Михаил Владимирович говорил спокойно и задумчиво, как будто с самим собой.
— И все? — Глаза Агапкина выкатились из орбит, как при базедовой болезни.
— Все. Потом я наложил швы, как положено при завершении подобных операций.
— Вам удалось все это проделать in vivo? — спросил Агапкин, глухо кашлянув.

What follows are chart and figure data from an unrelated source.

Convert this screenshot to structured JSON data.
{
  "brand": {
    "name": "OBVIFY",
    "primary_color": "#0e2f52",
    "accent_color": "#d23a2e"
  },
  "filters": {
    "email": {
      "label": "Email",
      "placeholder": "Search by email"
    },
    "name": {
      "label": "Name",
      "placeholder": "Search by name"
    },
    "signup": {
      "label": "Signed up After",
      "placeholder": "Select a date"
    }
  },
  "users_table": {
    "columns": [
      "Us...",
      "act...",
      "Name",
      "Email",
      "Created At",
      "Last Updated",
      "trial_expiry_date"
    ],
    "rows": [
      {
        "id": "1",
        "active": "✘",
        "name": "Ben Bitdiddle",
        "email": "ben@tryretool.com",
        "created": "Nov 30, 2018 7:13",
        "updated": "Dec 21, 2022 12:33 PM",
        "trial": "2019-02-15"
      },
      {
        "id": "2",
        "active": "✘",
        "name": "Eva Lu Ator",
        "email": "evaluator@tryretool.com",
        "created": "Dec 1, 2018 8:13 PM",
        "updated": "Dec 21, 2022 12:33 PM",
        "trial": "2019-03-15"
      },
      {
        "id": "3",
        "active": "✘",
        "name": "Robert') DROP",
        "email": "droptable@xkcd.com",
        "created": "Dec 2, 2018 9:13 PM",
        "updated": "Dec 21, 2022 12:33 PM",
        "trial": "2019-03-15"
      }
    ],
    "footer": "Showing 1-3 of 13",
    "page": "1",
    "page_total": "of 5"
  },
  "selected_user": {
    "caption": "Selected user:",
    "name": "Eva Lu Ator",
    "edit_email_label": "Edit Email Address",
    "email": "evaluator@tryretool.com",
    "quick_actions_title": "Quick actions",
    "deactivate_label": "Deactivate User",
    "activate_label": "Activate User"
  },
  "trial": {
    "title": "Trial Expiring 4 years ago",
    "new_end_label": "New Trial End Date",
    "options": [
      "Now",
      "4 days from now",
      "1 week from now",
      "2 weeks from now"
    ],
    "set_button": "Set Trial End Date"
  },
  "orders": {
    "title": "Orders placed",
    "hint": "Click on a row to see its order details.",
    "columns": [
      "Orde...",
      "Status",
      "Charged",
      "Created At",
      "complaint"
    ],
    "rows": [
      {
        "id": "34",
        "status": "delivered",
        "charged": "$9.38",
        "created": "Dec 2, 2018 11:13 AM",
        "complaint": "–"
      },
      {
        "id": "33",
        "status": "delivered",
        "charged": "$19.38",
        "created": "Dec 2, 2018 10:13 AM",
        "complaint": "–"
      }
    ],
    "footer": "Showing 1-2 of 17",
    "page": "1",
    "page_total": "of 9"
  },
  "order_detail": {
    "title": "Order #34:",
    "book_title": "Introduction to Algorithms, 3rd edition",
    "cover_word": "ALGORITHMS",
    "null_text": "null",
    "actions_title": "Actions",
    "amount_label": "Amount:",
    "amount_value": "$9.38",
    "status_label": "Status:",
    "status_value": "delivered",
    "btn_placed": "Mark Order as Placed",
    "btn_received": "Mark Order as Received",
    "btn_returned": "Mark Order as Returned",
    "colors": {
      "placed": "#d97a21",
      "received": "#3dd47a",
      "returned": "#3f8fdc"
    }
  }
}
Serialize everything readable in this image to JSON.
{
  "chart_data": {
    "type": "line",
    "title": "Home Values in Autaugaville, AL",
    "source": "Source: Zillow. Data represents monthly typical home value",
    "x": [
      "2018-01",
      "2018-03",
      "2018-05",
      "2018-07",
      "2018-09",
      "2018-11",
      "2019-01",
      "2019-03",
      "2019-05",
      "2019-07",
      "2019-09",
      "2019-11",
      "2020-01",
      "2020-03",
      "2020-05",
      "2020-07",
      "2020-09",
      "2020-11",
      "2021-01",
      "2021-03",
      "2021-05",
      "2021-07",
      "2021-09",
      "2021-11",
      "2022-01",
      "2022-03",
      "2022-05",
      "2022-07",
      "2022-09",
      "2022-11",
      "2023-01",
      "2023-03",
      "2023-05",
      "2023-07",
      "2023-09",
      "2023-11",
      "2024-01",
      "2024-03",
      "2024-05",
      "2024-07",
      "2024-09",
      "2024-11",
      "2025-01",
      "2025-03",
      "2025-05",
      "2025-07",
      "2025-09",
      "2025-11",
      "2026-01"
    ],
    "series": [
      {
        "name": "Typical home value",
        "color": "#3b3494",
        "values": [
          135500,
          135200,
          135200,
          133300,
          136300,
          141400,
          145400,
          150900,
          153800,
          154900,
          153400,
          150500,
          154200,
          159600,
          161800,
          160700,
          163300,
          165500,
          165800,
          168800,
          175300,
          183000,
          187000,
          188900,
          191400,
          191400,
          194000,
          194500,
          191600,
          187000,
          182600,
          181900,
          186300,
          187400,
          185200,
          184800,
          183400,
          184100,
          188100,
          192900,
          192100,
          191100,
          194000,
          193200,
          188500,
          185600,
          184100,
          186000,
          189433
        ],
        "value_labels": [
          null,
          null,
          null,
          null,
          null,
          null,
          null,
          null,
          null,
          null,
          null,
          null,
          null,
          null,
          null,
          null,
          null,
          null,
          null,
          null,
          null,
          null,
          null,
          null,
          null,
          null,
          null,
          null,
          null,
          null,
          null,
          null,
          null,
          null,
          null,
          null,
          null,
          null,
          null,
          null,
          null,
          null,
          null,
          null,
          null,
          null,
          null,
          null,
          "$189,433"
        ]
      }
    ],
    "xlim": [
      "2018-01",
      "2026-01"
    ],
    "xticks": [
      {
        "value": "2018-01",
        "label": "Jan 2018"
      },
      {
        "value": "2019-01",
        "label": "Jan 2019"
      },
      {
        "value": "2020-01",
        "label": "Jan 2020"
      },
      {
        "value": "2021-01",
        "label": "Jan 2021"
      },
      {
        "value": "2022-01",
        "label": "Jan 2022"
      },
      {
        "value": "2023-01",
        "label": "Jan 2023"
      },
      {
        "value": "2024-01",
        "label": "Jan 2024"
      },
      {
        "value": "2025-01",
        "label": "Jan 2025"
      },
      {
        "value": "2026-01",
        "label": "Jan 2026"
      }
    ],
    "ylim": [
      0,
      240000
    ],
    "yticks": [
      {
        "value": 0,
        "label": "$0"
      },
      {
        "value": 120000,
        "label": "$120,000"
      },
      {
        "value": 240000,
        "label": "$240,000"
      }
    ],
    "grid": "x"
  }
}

— Да, впервые за мою многолетнюю практику крыса не погибла, хотя, конечно, должна была погибнуть. Знаете, в тот вечер все не ладилось. Дважды выключали электричество, разбилась склянка с эфиром, у меня заслезились глаза, запотели очки.
Из гостиной слышались приглушённые голоса. Играла музыка.
— Там, кажется, продолжают веселиться, — пробормотал профессор и взглянул на часы, — Андрюше пора бы в постель.
В гостиной правда было весело. Володя опять завёл граммофон и предложил играть в жмурки. Таня смеялась, когда Андрюша завязывал ей глаза черным шёлковым шарфом под шелестящий граммофонный голос Плевицкой. Андрюша вдруг прошептал на ухо:
— Знаешь, почему папа поперхнулся, когда за завтраком сказал слово «любовь»?
— Потому что ростбиф не прожевал, перед тем как произносить речь, — сквозь смех ответила Таня.
— При чём здесь ростбиф? Вчера вечером, когда мы с тобой были в театре, полковник Данилов заходил к папе и говорил с ним о тебе.
— Данилов? — Таня стала икать от смеха. — Этот старенький, седенький обо мне? Какая чушь!
— Он имел наглость просить твоей руки. Я случайно услышал, как Марина сплетничала об этом с няней.
— Подслушивал? Ты подслушивал болтовню прислуги? — зло прошипела Таня.
— Ну вот ещё! — Андрюша мстительно туго стянул узел, прихватил и дёрнул прядь волос. — Нянька глухая, они обе орали на всю квартиру.
— Эй, больно! — взвизгнула Таня.
— Если его не убьют на войне, я вызову его на дуэль! Стреляться станем с десяти шагов. Он стреляет лучше, прикончит меня мгновенно, и ты будешь виновата, — заявил Андрюша и раскрутил Таню за плечи, как будто она была игрушечным волчком.
— Дурак! — Таня чуть не упала, неестественным, слишком детским движением оттолкнула брата, на ощупь вытянула прядь из узла, при этом ещё безнадёжней запутав волосы, и застыла посреди гостиной в полнейшей, бархатной темноте, которая стала быстро наполняться запахами и звуками. Они казались ярче и значительней, чем в обычной, зрячей, жизни.
«Он решился. Он сошёл сума. Его могут убить на войне. Жена! Какая, к чёрту, из меня жена?» — думала Таня, слепо щупая и нюхая тёплый воздух гостиной.
Ноздри её трепетали, перед глазами во мраке плавали радужные круги.
Сквозь высокий голос Плевицкой и сухой треск граммофонной иглы Таня услышала, как выразительно сопит старая нянька в бархатном кресле и как от неё пахнет ванильными сухарями. Слева, из буфетной, донёсся музыкальный звон посуды, густо потянуло одеколоном «Гвоздика». Лакей Степа поливался им каждое утро. Из отцовского кабинета приплыл мягкий медовый дым сигары. Таня сделала несколько неверных шагов в неизвестность. Раздался тихий фальшивый Андрюшин смех, отрешённый художественный свист Володи. Её вдруг обдало сухим жаром. Она испугалась, что сейчас налетит на печь, и тут же врезалась во что-то большое, тёплое, шершавое.